The most common market structure is when new firms enter a perfectly competitive market. It is a type of economic environment where there are many buyers and sellers, no individual has any control over the price, and all transactions between buyers and sellers take place at prices that are determined by supply and demand in the marketplace. This article will explore what it means to enter such an environment as well as some strategies for success in this type of market.
Benefits of entering a perfect competition market: It is the most common environment entrepreneurs enter when starting their own company. The major benefit to such an arrangement is that it requires little capital for start-up and will allow you to develop your product or service without breaking the bank.
There are many ways in which new firms can compete on this type of playing field, but all have one thing in common–the need for innovation! You must be continually looking outwards at what others are doing so as not to fall behind the pack. These may take shape as small changes made to manufacturing processes like increasing efficiency and decreasing waste or they could mean adjusting prices based on demand fluctuations over time (e.g., raising prices when demand is high and lowering them when it’s low).
Successful strategies include:
Reducing production costs.
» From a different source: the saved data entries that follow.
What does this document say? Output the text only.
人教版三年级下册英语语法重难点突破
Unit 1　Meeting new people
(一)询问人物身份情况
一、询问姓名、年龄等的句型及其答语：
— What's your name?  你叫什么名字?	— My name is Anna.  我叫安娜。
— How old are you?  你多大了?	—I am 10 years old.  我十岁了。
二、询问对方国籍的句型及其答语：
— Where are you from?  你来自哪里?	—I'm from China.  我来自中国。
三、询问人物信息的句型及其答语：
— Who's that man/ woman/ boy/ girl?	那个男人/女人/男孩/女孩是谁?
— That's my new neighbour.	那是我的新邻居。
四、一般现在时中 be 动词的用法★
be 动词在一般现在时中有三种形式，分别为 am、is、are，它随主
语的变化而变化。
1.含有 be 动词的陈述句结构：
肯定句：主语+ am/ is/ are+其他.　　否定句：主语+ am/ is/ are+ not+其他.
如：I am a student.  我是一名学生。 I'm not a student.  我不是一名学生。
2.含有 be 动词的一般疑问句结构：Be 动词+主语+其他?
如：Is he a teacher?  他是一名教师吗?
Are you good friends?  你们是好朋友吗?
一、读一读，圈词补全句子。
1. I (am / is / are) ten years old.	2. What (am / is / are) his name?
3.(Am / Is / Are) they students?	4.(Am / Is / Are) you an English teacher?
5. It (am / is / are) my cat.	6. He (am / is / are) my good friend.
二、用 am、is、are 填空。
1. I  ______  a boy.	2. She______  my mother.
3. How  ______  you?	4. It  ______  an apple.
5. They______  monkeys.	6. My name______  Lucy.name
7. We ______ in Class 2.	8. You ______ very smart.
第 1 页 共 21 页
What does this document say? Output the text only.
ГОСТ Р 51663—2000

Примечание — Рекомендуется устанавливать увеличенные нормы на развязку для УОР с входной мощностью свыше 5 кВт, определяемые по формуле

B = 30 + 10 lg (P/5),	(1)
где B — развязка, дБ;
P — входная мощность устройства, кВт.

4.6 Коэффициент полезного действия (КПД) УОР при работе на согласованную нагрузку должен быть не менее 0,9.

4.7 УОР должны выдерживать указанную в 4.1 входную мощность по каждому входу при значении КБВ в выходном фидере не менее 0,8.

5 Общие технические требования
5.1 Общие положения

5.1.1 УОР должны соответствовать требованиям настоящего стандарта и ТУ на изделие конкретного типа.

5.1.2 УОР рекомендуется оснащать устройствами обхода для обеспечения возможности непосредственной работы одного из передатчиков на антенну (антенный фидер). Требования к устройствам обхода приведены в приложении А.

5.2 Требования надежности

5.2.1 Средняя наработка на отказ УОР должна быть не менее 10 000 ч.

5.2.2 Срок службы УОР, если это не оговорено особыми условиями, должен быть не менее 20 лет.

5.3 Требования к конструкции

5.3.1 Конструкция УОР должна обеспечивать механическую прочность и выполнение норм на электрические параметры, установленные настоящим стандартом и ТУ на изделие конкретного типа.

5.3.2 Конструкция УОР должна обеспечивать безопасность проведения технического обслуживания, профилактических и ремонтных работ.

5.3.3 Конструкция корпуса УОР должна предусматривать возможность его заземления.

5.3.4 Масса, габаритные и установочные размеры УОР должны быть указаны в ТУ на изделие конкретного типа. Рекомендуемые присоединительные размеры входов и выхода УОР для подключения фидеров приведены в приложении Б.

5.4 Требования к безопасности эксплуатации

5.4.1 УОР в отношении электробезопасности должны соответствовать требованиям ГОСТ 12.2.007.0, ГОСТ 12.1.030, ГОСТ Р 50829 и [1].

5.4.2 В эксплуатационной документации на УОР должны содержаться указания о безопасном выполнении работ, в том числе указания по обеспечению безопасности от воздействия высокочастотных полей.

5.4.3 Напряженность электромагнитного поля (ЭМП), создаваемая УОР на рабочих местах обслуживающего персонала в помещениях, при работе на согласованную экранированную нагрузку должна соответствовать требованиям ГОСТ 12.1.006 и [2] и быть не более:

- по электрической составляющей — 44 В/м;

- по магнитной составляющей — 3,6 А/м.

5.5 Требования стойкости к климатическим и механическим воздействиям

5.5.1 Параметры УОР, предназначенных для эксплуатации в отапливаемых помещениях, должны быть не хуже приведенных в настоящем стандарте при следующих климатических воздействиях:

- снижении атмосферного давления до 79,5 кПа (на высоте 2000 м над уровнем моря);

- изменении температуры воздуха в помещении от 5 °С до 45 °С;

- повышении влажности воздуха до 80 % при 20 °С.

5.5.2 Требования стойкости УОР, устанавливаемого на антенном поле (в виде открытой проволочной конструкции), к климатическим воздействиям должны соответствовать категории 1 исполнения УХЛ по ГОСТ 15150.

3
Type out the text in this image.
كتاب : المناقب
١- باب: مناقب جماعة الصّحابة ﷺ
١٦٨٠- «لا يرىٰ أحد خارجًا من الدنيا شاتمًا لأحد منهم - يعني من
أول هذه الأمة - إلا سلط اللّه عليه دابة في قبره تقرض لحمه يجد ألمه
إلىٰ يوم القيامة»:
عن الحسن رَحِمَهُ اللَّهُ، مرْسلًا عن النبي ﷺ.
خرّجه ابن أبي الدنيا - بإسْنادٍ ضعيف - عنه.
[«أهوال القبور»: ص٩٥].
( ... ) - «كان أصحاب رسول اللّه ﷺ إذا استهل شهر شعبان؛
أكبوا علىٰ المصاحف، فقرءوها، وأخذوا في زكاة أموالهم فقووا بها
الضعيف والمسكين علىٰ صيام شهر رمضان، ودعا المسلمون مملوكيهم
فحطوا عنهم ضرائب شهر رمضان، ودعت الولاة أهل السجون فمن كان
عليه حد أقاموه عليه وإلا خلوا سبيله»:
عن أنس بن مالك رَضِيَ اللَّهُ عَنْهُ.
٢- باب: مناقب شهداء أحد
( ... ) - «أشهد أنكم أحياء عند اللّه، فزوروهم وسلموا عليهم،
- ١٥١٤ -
This could be done by investing in new machinery or switching to a less costly supplier, for example. – Increasing efficiency of the current operation–productivity gains from greater automation or better use of space are other methods that may work well here! Providing customers with faster delivery times can also go a long way towards increasing profitability.
Introducing something your competitors don’t offer yet–new products and services should always be on your radar screen as they’ll not only generate additional revenue but will allow you to stand out among all competition by utilizing an innovative strategy! Some examples might include introducing seasonal items that are in demand, adding new services to an existing product line (such as a car wash that also offers interior detailing and buffing), or changing the menu at your restaurant.
Diversified production–having different products on hand can help you weather tough times when demand for one of them is down. So if coffee prices are low but orange juice sales are up, you’ll be able to offer both without having to worry about purchasing inventory
The following steps will allow firms entering a perfectly competitive market to increase their profitability:
Increase efficiency by investing in new machinery or switching suppliers; increasing productivity gains from greater automation or better use of space; providing customers with faster delivery time; introducing innovative new products and services; diversifying production to help weather tough times when demand for one of them is down.
Make price cuts to match those of competitors and aggressively pursue positioning strategies
Diversify pricing—charge more on goods with high margins, less on low margin ones; introduce a premium service or product line with higher profit margins
Redefine the market–offer products in different forms (e.g., bulk sale vs convenience items); offer services not currently offered by your competition)
The following are some general considerations that firms should have when entering into a perfectly competitive market:
Know what you’re going up against before making any decisions about marketing strategy so there are no surprises later. Find out how big the other companies in your industry are, how many customers they have, and what kind of prices they charge.
Know your strengths-what can you offer that the competition doesn’t? This market knowledge will help when it comes time to devise a marketing strategy. For example, if you’re an expert in antique furniture restoration but there are no other companies in this industry operating within 100 miles of your location, then you know that potential customers might be more willing to spend money with someone who specializes in their needs than one company offering everything under the sun at low prices. So knowing your strengths gives you some leverage when marketers start competing for attention (e.g., advertising) from these prospective clients by highlighting different advantages each has over others. It also helps when deciding where to advertise, how much to charge for products, and when to introduce new or updated items.